My father said the miller’s son only wanted the fairer sister, so the dark-haired one went for a walk with her sister to the furthest point of their island. They passed palm groves and sea grape, walked until they were at the cliff’s very edge. Then the dark-haired sister pushed the fair one over the cliff and down into the waves.

My father paused and raised his eyebrows, as if daring me to stop him, knowing I wouldn’t now. Stories about

miller’s sons and fair sisters never went this way. The fair sister almost always died—on a riverbed or beneath a willow, run through by a saber, dropped by poison wine, or mad in an asylum like Cecilia Valdés—but never by her own sister’s will. My father said the waves swept the fair sister out to sea. Fight as she did, clawing at water, kicking at waves, she sunk beneath the surface. The sea tugged her and carried her and stole her final breath. The sea pulled her deep. Sharks fed on her ribs, shrimp clung to her fingernails, until she was just a body, not a sister anymore and no longer fair.

Finally, the waves spit her back up. A wandering musician found her washed ashore and he didn’t run away or call the priest or the mayor. The wanderer knelt down beside the mound of bones and hair.

My father asked me what I thought the wanderer did and I shook my head. I didn’t know.

The wanderer picked up her finger bones, my father said, and he cut off her long, fair hair. He plucked her sternum from between her ribs and, because he was in need of it, he made a fiddle out of her. Her finger bones became the fiddle pegs, her hair the long bow strings, her white sternum the fiddle bridge.

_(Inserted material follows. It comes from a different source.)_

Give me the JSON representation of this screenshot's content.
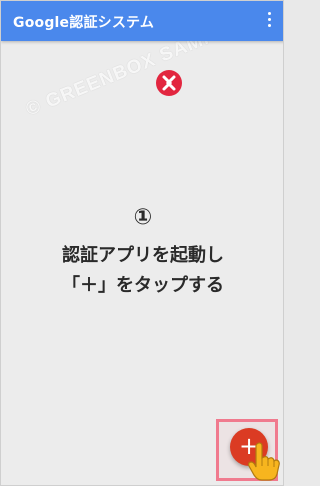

Then my father handed me his fiddle, which he’d never before let me touch. We’d just crossed the border from Oregon to Washington, and were camped outside a logging town. The mud streets were empty, everyone deep in the woods sawing down cedar and sitka, the ground too wet for our wagons to move through and the rain too hard for even us to play a show in. I crouched on my bunk, tucked in a corner of our wagon. The rain beat down on the canvas tent above us, but it was warm inside. We’d start off again as soon as it was dry, searching for a town with people in it, though what kind of people and what they might ask of us, we never knew.

The pegs of my father’s fiddle were deeply concaved, paper-thin in the middle and a pale yellow like old teeth, with hair-strand-wide dark cracks running over them. The bridge was the same color as the pegs, almost translucent in its delicacy. Since I could remember, I’d wanted to hold his fiddle: to trace the flor de mariposa and banana flowers carved across the back, to touch the wood stained almost black around the f-holes and deep red on the edges where it was constantly touched.

No matter what role he took in our show, my father always played his fiddle. He’d play a fast song at the beginning to rile up the crowd and a sad song at the end because everyone wants a lonesome ending. It brings the audience back again, hopeful they didn’t remember right, that we’ll give them the right ending the next time around. Though my father could play any instrument you could name, the fiddle was his favorite. But when he handed it to me in our muggy wagon—the horses chewing oats out of their feed box, Mam curled around him in their bunk, braiding the fringes on his jacket sleeve—I didn’t question that I should get it. I had wanted it, had wanted the sound it made, the catch and pluck, its power to mold a crowd, to decide how

well we would eat, how long we would stay by this mill or that farmstead. I had wanted the fiddle for what felt like an unimaginably long time. Back then, in our tent, steam rising off the horses and mixing with Mam’s wordless hum, I would have used the word forever.

I didn’t know how young I was. Didn’t doubt what was owed me. Now, I wonder if my father gave me his fiddle because he knew something I didn’t. If he had an idea of what would happen when we reached the oyster town we were headed towards. If he could scent some particular danger in the combination of mud, sea, and sawed cedar, and he gave me what mattered most to him. Offered me his fiddle for safe-keeping, heedless of my clumsy, too-small hands.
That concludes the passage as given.